What makes children happy

Know what my vision is?
That all children are (or become) healthy, empathetic, responsible and, above all, happy people who To go their own way full of self-confidence and self-assurance and not to be pushed or guided by outside forces.

That they know what makes them strong, they their Know, live and be allowed to fully develop their potentials.

What Mammoth task, that we as parents are confronted with, knowing full well that at the time of "becoming parents" we have not the faintest idea what to expect.

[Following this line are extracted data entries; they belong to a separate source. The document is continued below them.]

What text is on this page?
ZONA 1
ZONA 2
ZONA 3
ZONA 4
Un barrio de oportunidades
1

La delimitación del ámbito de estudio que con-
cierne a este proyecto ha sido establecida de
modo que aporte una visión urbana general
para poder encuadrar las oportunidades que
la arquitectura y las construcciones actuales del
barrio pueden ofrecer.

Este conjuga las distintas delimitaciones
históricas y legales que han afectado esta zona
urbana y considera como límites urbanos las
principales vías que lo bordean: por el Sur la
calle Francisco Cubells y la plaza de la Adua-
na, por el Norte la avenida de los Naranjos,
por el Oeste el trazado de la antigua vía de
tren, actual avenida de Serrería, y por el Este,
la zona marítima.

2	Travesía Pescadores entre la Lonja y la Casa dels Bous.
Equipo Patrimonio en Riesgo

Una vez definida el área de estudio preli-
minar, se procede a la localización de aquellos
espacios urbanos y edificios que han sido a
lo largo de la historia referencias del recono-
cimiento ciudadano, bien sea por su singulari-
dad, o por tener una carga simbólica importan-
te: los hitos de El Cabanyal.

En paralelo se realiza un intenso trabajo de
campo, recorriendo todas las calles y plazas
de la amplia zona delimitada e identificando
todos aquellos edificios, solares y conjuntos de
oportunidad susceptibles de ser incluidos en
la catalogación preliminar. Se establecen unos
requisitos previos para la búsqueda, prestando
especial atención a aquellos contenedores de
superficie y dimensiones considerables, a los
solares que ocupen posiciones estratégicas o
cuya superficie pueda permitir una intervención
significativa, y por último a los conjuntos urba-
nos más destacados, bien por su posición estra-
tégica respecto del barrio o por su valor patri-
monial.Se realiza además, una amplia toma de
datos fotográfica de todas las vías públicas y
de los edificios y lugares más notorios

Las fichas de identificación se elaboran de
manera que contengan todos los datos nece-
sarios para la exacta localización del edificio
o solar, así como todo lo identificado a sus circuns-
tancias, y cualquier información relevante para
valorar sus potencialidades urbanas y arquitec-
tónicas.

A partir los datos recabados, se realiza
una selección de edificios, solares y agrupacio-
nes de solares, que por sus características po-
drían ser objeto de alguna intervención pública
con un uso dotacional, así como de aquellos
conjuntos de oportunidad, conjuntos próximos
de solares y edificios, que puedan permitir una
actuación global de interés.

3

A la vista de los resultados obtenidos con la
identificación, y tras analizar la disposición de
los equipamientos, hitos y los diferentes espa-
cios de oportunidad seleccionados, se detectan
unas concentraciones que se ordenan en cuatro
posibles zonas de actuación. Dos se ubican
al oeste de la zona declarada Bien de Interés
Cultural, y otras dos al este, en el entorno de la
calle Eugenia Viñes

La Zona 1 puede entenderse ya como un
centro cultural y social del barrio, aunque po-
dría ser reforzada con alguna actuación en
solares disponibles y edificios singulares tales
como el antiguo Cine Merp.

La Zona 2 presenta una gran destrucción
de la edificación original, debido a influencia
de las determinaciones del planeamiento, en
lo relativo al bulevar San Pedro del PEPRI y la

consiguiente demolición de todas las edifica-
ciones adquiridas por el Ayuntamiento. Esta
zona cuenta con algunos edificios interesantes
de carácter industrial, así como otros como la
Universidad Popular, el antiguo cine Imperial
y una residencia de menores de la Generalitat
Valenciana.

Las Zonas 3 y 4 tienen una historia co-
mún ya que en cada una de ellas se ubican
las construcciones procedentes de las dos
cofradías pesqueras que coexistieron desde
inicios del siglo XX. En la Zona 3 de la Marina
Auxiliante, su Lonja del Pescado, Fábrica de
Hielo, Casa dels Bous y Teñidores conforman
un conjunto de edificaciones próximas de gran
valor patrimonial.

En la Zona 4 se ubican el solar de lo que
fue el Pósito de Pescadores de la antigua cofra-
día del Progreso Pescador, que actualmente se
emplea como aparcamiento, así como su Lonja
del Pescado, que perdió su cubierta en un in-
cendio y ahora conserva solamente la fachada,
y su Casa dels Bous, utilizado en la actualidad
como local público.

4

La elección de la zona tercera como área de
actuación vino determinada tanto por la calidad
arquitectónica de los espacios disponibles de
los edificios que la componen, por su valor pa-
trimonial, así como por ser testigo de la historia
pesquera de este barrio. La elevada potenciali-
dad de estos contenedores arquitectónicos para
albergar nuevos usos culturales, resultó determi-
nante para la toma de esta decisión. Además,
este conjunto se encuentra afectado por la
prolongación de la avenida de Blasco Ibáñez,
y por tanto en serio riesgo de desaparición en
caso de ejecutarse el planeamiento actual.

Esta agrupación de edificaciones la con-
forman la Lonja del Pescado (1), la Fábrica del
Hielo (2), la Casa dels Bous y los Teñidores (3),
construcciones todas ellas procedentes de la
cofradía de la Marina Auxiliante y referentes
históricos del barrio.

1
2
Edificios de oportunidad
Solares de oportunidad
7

Between sleepless nights, mountains of laundry, professional demands and first serious relationship conflicts, all of which raise the questions:

  • Who are we as a couple?
  • How do we want to be as parents?
  • What do we want our children to "take with them"?
  • So how do we "manage" to keep our eyes on our goals for our child?
  • What do we mean by "parenting", each to their own?

And with that comes the big question:
How do we manage our child is happy and it worries about whether also another person is happy or even recognize how his behavior, opinion, doing or not doing affects the other person?

What makes children happy and a happy person??

What is happiness?

I almost couldn’t have found harder questions for a blog article…
For many, happiness is a special beautiful experience, that often unpredictable appearance and surround us with warmth.
When we feel happiness, we are happy, cheerful, joyful – in other words, all those moments in which, on a purely physical level, we release a wide variety of hormones that put us in this joyful state (from a feeling of well-being to ‘flow’ or even ‘high’).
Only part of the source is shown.